The report also analyzed U.S. Census data showing a widening gap between the top 10 percent of wage earners and the bottom 90 percent since 1979. In 2014, California’s median wage of $19.18 was 5.1 percent below the inflation-adjusted level of 1979, or $20.22. As the report says, “these diverging fortunes have led to a widening gulf between higher-wage workers and everyone else.” In 2014, someone in the 90th percentile made $2.60 for every dollar a median worker made, compared to $1.87 in 1979.

While California, compared to other states, has an increasingly better-educated and more-productive workforce, there has not been a corresponding rise in pay. According to an analysis by the Economic Policy Institute, the state’s overall productivity grew by 89.1 percent between 1979 and 2013, while total compensation for the typical worker, including health insurance and retirement benefits, grew only by 2.9 percent in real terms. This is wider than the national gap between earnings growth and productivity growth, which saw overall national productivity grow by 75.6 percent since 1979 while median hourly wages grew by 11.9 percent.

While California is the richest state, with the highest concentration of billionaires in the country, life for the typical worker is a daily struggle to make ends meet. This reality was also underscored by a report by the personal finance site MoneyRates.com, which compiled a list of the “Best states to make a living” using a combination of wages, taxes, cost of living, unemployment and workplace safety lists.

The site found that, “despite having one of the highest average wages in the nation, California could not overcome several negative attributes. That average wage is more than negated by high taxes and cost of living. On top of that, the unemployment rate and the frequency of workplace safety incidents are both higher in California than national average.”

California was ranked the sixth worst place to make a living. While the unemployment is officially 6.4 percent (May 2015, U.S. Department of Labor), the real figure, including those who have stopped looking for work, is undoubtedly higher, with a labor force participation rate as low as 62.5 percent, even lower than the national level, at 62.6 percent. The average number of workplace accidents is also higher, four incidents per 100 workers.
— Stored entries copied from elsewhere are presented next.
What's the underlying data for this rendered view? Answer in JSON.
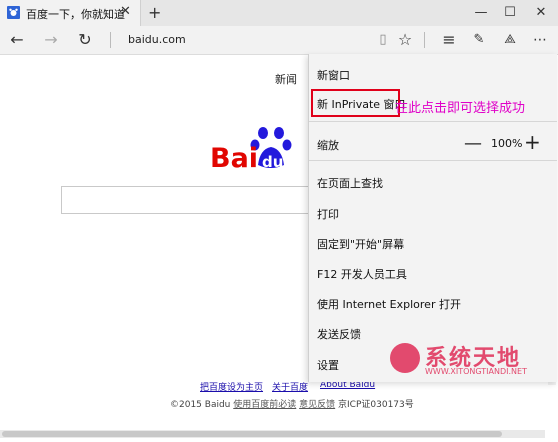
{
  "tab": {
    "title": "百度一下，你就知道",
    "close": "✕",
    "new_tab": "+"
  },
  "window_buttons": {
    "minimize": "—",
    "maximize": "☐",
    "close": "✕"
  },
  "address": {
    "url": "baidu.com"
  },
  "page": {
    "top_link": "新闻",
    "logo": {
      "left": "Bai",
      "right": "du"
    },
    "footer_links": [
      "把百度设为主页",
      "关于百度",
      "About  Baidu"
    ],
    "copyright_prefix": "©2015 Baidu",
    "copyright_link1": "使用百度前必读",
    "copyright_link2": "意见反馈",
    "copyright_icp": "京ICP证030173号"
  },
  "menu": {
    "items": {
      "new_window": "新窗口",
      "new_inprivate": "新 InPrivate 窗口",
      "zoom": "缩放",
      "find": "在页面上查找",
      "print": "打印",
      "pin_start": "固定到\"开始\"屏幕",
      "dev_tools": "F12 开发人员工具",
      "open_ie": "使用 Internet Explorer 打开",
      "feedback": "发送反馈",
      "settings": "设置"
    },
    "zoom_value": "100%",
    "zoom_minus": "—",
    "zoom_plus": "+"
  },
  "annotation": "在此点击即可选择成功",
  "watermark": {
    "text": "系统天地",
    "sub": "WWW.XITONGTIANDI.NET"
  },
  "colors": {
    "highlight": "#e0001a",
    "annotation": "#e000c8",
    "baidu_red": "#e10601",
    "baidu_blue": "#2319dc"
  }
}
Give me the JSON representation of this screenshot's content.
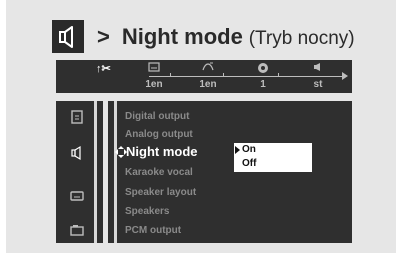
{
  "header": {
    "arrow": ">",
    "title": "Night mode",
    "subtitle": "(Tryb nocny)"
  },
  "status_bar": {
    "items": [
      {
        "icon": "subtitle-icon",
        "value": "1en"
      },
      {
        "icon": "audio-language-icon",
        "value": "1en"
      },
      {
        "icon": "angle-icon",
        "value": "1"
      },
      {
        "icon": "sound-icon",
        "value": "st"
      }
    ]
  },
  "nav": {
    "items": [
      {
        "icon": "general-icon"
      },
      {
        "icon": "speaker-icon"
      },
      {
        "icon": "subtitle-icon"
      },
      {
        "icon": "folder-icon"
      }
    ]
  },
  "menu": {
    "items": [
      {
        "label": "Digital output"
      },
      {
        "label": "Analog output"
      },
      {
        "label": "Night mode"
      },
      {
        "label": "Karaoke vocal"
      },
      {
        "label": "Speaker layout"
      },
      {
        "label": "Speakers"
      },
      {
        "label": "PCM output"
      }
    ],
    "selected_index": 2
  },
  "options": {
    "items": [
      {
        "label": "On"
      },
      {
        "label": "Off"
      }
    ],
    "selected_index": 0
  }
}
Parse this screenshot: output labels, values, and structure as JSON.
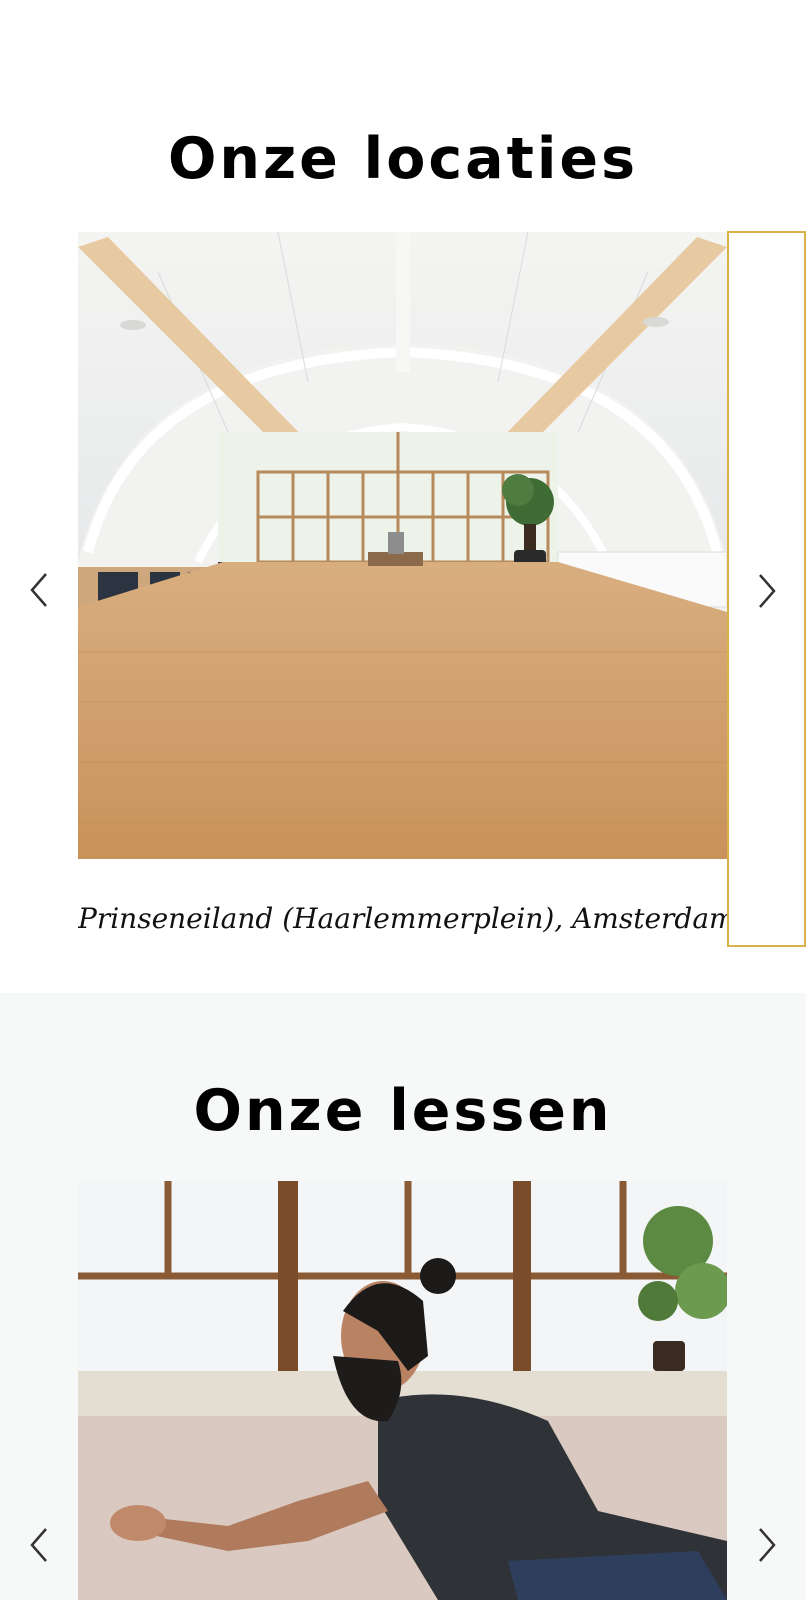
{
  "locations": {
    "title": "Onze locaties",
    "slide": {
      "caption": "Prinseneiland (Haarlemmerplein), Amsterdam",
      "image": "studio-arched-room-photo"
    },
    "prev_icon": "chevron-left-icon",
    "next_icon": "chevron-right-icon"
  },
  "classes": {
    "title": "Onze lessen",
    "slide": {
      "image": "man-stretching-photo"
    },
    "prev_icon": "chevron-left-icon",
    "next_icon": "chevron-right-icon"
  },
  "colors": {
    "accent_border": "#d9b24a",
    "section_alt_bg": "#f7f8f8"
  }
}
In 2012, Governor Jerry Brown pushed Proposition 30 through the ballot, an initiative that imposed a hefty regressive tax increase on workers and produced $6 billion in revenue as the mantra that “there is no money for public education” was used to blackmail voters in order to avoid yet another cut.

What is overlooked in these recent reports is that the cost of living in California is dramatically exacerbated by years of unprecedented attacks on social services, by both the Obama administration and state officials. Brown cut billions in education, MediCal, CalWORKS, affordable housing and other crucial social services. At the same time, tax breaks and loopholes for corporations have been pushed through in the name of promoting “growth.”
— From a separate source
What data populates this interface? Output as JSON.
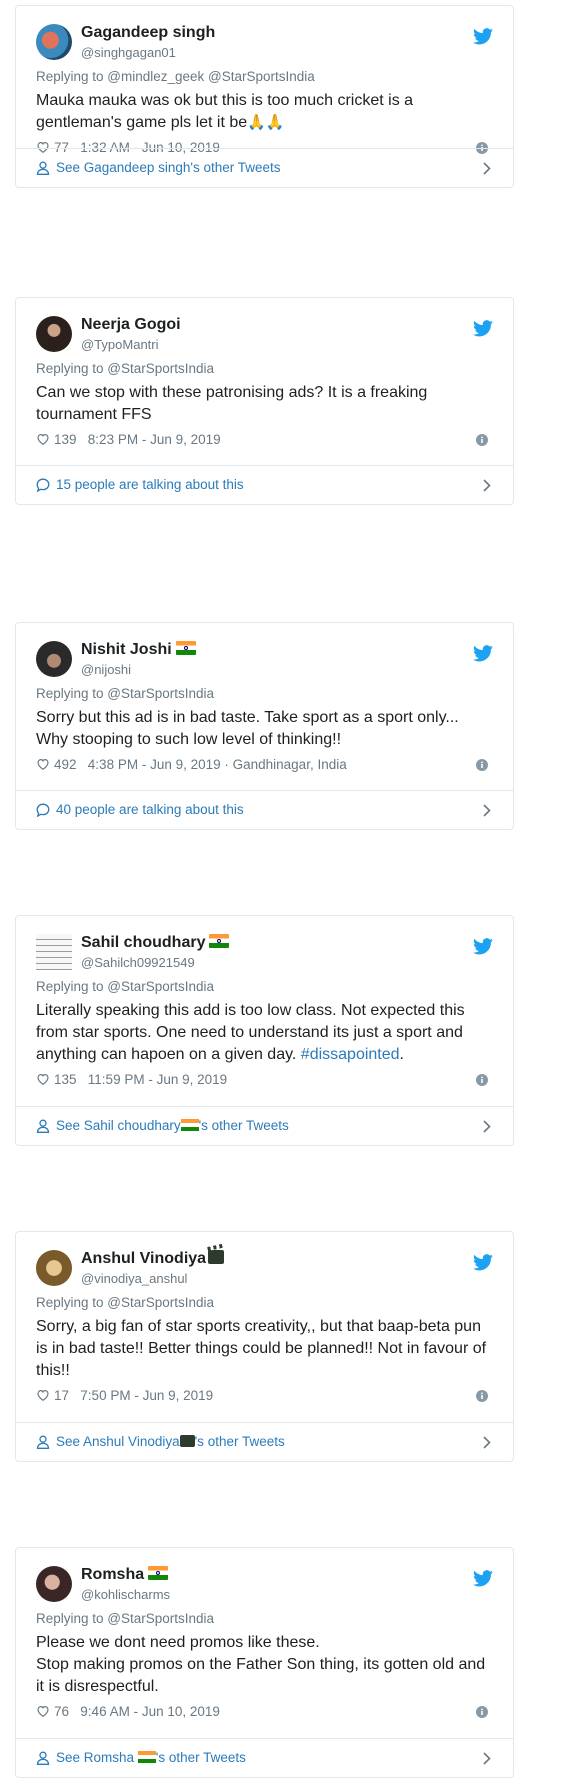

Many workers, of course, do not even make the median income and have to spend the bulk of their wages on transportation, health insurance, and other necessities to maintain life. A UCLA study found that Los Angeles is the least affordable place to rent in America. To afford median rent, a worker would have to earn $50 an hour, or $100,000 annually.

Workers in Los Angeles are particularly impoverished. Around 20 percent of the population lives below the official poverty line, including a quarter of its children, while the homeless population has increased 16 percent since 2013.